Department of Physics


Department of Physics Apple - Gravity

Phone (701) 231-8974, fax (701) 231-7088


Seminar Abstract

February 2, 2005:

"Computational Approaches to Design of Metalloprotein Ligands"

Professor Stefan Balaz
Department of Pharmaceutical Sciences
North Dakota State University

The design of ligands that bind to metalloproteins with known experimental structures is complicated by two factors: structural similarities of metalloproteins and coordination bonds between the warhead metal-binding groups of ligands and the metal ions in the binding site. The first factor precludes application of virtual screening in the search for selective ligands. The second factor complicates the use of simulation methods, e.g., Monte Carlo or Molecular Dynamics (MD), for conformational sampling, due to the absence of readily available force fields for transition metals.

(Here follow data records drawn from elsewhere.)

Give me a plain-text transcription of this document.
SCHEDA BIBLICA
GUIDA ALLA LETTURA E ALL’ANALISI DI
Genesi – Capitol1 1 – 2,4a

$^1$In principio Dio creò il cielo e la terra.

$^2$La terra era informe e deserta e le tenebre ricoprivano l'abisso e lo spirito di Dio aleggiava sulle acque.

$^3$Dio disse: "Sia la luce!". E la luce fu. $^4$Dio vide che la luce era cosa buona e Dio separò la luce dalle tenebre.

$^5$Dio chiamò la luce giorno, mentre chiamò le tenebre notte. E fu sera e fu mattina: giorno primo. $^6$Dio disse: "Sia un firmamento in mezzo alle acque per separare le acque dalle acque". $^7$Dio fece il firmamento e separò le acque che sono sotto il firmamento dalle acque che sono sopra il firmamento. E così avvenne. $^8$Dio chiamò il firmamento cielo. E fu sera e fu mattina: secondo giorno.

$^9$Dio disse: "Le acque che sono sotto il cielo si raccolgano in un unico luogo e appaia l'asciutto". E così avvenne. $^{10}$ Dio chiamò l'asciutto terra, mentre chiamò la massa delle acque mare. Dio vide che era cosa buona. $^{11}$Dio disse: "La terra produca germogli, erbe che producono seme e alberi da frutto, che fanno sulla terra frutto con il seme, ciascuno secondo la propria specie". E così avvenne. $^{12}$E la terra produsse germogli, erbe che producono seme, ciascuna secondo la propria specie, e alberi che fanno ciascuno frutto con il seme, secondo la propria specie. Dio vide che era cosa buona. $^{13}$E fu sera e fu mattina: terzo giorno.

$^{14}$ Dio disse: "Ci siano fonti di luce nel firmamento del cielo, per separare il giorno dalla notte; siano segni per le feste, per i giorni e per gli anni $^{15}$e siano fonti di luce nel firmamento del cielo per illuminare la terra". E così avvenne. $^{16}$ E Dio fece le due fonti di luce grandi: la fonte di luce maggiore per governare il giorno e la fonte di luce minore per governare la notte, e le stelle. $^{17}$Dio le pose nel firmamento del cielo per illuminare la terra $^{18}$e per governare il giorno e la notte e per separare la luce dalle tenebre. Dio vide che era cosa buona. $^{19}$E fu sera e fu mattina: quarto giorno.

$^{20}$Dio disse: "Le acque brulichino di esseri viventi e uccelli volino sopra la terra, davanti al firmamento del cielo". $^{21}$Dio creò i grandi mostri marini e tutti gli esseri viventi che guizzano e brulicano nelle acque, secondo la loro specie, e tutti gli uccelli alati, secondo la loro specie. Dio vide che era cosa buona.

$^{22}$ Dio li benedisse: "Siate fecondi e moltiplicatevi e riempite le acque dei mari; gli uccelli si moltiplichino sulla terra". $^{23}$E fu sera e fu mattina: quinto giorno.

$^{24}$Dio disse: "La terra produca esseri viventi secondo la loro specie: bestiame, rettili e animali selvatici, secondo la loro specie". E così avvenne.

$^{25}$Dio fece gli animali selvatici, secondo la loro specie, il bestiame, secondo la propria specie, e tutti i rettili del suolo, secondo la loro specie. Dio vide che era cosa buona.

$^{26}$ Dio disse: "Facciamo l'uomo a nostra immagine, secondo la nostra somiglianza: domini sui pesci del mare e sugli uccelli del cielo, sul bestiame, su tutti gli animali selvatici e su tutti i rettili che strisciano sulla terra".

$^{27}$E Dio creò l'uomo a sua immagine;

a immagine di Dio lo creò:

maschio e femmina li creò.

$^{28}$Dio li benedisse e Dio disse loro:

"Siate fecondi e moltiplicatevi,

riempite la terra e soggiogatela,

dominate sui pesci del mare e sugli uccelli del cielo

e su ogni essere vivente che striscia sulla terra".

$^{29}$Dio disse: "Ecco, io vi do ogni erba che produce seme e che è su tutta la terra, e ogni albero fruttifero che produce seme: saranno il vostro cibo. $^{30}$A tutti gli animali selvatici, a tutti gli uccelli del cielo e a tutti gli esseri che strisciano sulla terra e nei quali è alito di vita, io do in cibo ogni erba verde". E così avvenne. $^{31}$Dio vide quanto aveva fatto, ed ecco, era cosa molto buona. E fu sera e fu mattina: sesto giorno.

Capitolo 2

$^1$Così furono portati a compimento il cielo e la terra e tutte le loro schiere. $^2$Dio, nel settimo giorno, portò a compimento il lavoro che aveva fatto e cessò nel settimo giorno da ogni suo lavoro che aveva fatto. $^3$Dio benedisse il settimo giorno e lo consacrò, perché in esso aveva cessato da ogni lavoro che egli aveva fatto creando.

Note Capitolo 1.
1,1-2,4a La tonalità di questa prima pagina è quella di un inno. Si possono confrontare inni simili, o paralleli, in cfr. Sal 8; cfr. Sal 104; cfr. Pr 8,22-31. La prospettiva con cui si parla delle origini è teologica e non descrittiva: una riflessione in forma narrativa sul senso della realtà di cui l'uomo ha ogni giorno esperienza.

As a practical bypass to this problem, we use a five-tier procedure consisting of: (1) Similarity Analysis locating the selectivity hotspots in the binding sites; (2) restricted docking with the selection of poses based upon appropriate metal binding geometry; (3) quantum mechanical/molecular mechanical (QM/MM) optimization of the best docked geometries; (4) MD simulation with the metal binding group of the ligand confined in the geometry from step (2); (5) calculation of QM/MM single point energy of the time-averaged ligand-protein complex that is correlated, along with solvent-accessible surface area parametrizing desolvation, with experimental affinity.

The approach was applied to modeling of published inhibitory potencies of hydroxamate derivatives to matrix metalloproteinase 9 (MMP-9). Development of MMP inhibitors requires accurate binding affinity predictions due to structural relatedness of the MMP family, in which some members assume normal physiological roles and others are pathological, depending upon given concentration or activity. The results are satisfactory and robust.